TRINITY, N.C. — BBQ Joe’s sits just off of Interstate 85 south of High Point in a little town called Trinity. Joe’s is one of the few restaurants in Trinity. There’s a Subway around the corner and a diner down near the high school.
The closest thing to a grocery store in town is a Dollar General, but folks here can always drive down the road to Thomasville to go to the Food Lion.
City leaders say the biggest reason they can’t get a grocery store or a steakhouse to set up shop in town is because it is one of North Carolina’s few remaining dry towns. Well, until now. The town’s voters, almost 4,000 of them, approved five referendums to allow alcohol sales in the city limits during the Nov. 3 General Election.
Trinity has been a dry town since it was formally incorporated in 1997. The rural corner of Randolph County was the original home of Duke University, then called Trinity College, before the school moved to Durham in 1892.
Taking a short break from chopping barbecue at Joe’s, Derrick Howell, who goes by “Big E,” said, “We would like some neighbors. It gets boring in all these cornfields by ourselves.”
The property just across N.C. 62 from Joe’s is a big cornfield but zoned for commercial. It could be a perfect spot for businesses that want to pull traffic from the I-85 exit just on the other side of the field.
The rest of the Triad region has been growing steadily for years, at least before the coronavirus pandemic. But the growth in new businesses seems to have skipped Trinity.
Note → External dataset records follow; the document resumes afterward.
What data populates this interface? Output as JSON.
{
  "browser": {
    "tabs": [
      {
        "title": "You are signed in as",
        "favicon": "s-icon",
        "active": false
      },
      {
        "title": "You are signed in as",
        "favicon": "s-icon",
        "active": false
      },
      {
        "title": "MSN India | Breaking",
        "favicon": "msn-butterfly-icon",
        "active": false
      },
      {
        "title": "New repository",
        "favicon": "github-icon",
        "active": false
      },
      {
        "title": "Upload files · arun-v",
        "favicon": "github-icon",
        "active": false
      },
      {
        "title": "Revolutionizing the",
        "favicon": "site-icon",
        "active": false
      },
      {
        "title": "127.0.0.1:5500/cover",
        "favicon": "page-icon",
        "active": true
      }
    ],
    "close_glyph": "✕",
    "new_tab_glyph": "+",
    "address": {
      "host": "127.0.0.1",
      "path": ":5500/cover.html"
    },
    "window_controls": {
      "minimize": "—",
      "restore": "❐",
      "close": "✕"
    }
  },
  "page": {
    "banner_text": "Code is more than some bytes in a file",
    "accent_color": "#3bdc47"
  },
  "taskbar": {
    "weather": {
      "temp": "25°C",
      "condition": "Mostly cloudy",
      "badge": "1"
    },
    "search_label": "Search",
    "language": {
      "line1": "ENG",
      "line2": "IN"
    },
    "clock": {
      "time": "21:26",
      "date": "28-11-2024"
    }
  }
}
Trinity City Council member Tommy Johnson, who brought up the motion to put alcohol sales on the ballot, said the town has been approached about building grocery stores before. But “we couldn’t secure a grocery store without alcohol sales.”
Johnson, who said he does not drink, described a grocery store as “a community service” and something that could bring more economic activity to the area.
“Life is about choices, not about what you believe,” he said.
“I would really like to see some kind of high-end steakhouse,” he added.
Johnson said he thought the town was ready to try another vote on alcohol sales. Trinity voters went to the polls twice before, in 2011 and 2007, to vote on alcohol sales and both times they rejected the measure, according to local newspaper reports and voting records.
But this year was different. Johnson said he heard from residents about getting a grocery store during his own reelection campaign last year. With a presidential election on the ballot and high turnout expected, he said it was time to put the question to voters one more time.
Voters overwhelmingly supported five different questions on the ballot to address different types of alcohol sales in the county, including on- and off-premises and mixed drinks. The votes all averaged about 60% for and 40% against.
“The residents have spoken,” City Manager Debbie Hinson said.
“We have residents that want grocery stores, want restaurants,” she said, noting that more housing developments are in the works in Trinity and with the new homes comes new people.
The alcohol vote almost didn’t make it on the ballot. When City Council brought the referendums up for a public hearing in July, the residents who spoke were split on the idea, according to the meeting minutes.
The council ended up voting 3-2 to put the question to residents.
Howell, at BBQ Joe’s, said he could see both sides of the question. “They like their country area,” he said, “but it’s growing all around us.”
Now that voters approved alcohol sales, it’s up to businesses to get permits from the state ABC Commission. There are a couple of businesses that could be in a position to get the first permits, including a Sheetz gas station just down the road from BBQ Joe’s.
The Sheetz even has a big cooler that in any other town would be called the “Walk-In Beer Cave.” But in Trinity, the gas station chain has a sign on the cooler door for its “Walk-In Soda Cave.”
“The biggest thing that it means is to get some economic activity,” Trinity Mayor Richard McNabb said. “People kept asking to council, ‘What are we doing to get a grocery store?’”
He said Trinity is well poised to grow into a thriving bedroom community like Kernersville, about 20 miles north.
Listing off his pitch for why Trinity could be the next bedroom community for the Triad, McNabb said, the city is along I-85 with easy access to the highway, taxes are cheaper than surrounding towns, and it’s a 20-minute drive to employment centers like Greensboro and Lexington, McNabb said.
“We’re just in a good location for the Triad,” he said.
Johnson, the City Council member, said there’s one development with the potential for almost 700 new homes already approved and another that’s just as big under consideration.
McNabb said he’s watched how getting one big retailer like Walmart in a community will spur economic activity and bring other businesses to open up nearby.
The alcohol vote won’t immediately flip the switch on economic development in Trinity. There’s still the coronavirus pandemic to contend with, and then there’s all the zoning, financing, and bureaucracy that goes into getting big developments approved and built.
But Johnson thinks Trinity could have a grocery store of its own in the works in the next year or 16 months.
There’s no telling what will happen with the cornfield across from BBQ Joe’s, but if a grocery store chain wants to open up and sell beer and wine, now it can.